Only three times in the past decade have Network members faced such danger that they shot and killed aggressors. The seriousness and long-lasting after-effects of having to choose between the life of a violent attacker and yours or that of your family is very private and in defiance of many, many requests for these kinds of stories, we will never hound survivor members to tell us their story for publication. The only exception is a member who told his story to a national magazine columnist as well as on his personal blog and then spoke candidly with us, telling the story that comprises the second half of the article at https://armedcitizensnetwork.org/network-track-record. As further precaution against inadvertently suggesting a path to a big civil liability award for survivors, that report relies heavily on an interview with the Network affiliated attorney who represented that member. In other words, although we’ve paid legal expenses on behalf of three Network family members who have had to kill attackers, it is not an experience about which we’d rush to publish an article on the Internet.

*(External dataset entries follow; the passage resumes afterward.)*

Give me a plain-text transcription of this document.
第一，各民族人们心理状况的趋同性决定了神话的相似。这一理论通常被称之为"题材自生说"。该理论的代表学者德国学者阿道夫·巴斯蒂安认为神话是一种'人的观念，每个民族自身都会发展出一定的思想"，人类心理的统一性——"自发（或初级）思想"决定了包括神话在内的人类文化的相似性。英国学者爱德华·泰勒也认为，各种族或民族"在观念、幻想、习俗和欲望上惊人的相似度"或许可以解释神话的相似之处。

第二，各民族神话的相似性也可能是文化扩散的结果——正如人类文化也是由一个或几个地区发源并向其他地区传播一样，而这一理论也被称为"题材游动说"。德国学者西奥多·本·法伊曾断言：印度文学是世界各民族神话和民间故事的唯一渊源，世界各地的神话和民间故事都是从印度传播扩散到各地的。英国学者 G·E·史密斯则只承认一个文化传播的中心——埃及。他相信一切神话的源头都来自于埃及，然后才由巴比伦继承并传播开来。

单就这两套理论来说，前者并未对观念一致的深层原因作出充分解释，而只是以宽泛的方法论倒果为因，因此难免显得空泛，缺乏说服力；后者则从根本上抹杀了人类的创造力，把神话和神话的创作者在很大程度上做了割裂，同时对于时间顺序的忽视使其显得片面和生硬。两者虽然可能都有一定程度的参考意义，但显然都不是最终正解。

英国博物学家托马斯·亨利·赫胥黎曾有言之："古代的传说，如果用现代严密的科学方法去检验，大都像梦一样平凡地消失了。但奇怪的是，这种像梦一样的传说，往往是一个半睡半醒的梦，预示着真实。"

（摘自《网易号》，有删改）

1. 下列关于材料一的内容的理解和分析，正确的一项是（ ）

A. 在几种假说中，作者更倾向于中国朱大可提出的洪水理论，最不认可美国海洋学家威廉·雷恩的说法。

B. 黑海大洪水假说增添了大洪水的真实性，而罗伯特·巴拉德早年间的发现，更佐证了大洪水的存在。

Our silence on these cases confounds many, some of whom have exclaimed, “If I can’t ask how you did with members you represented [a factual error in itself, as we pay member’s legal teams, not represent them], how can I believe you’re any good?” While I’m not going to turn an inquisitive public loose on a survivor/member, the fact is that the only way to know how the Network treats its family members is in the Network’s history of assisting these members. After the member who was injured and survived the violent home invasion was released from the hospital, he penned a note of gratitude–
I was recently involved in a self-defense shooting. I thank God for leading me to your website and I thank Him for you and your team.
The educational videos were the most helpful; especially the part that discussed the aftereffects and the emotional roller coaster my family and I would have to deal with. I was so relieved to hear your voice on the other end of the phone telling me that you were going to do all that your brochure had promised.
Even though I was attacked on my own property and was the only one with a gunshot wound, the police roped off my property and my truck for three days calling it a crime scene, which hindered my transportation and work.
Up until yesterday rumors were out that the police intended to charge me with aggravated assault, which had me slightly concerned until they returned my weapon and holster to me yesterday afternoon. Thank you so much for all that you do.
We believe our member said all that needs to be said.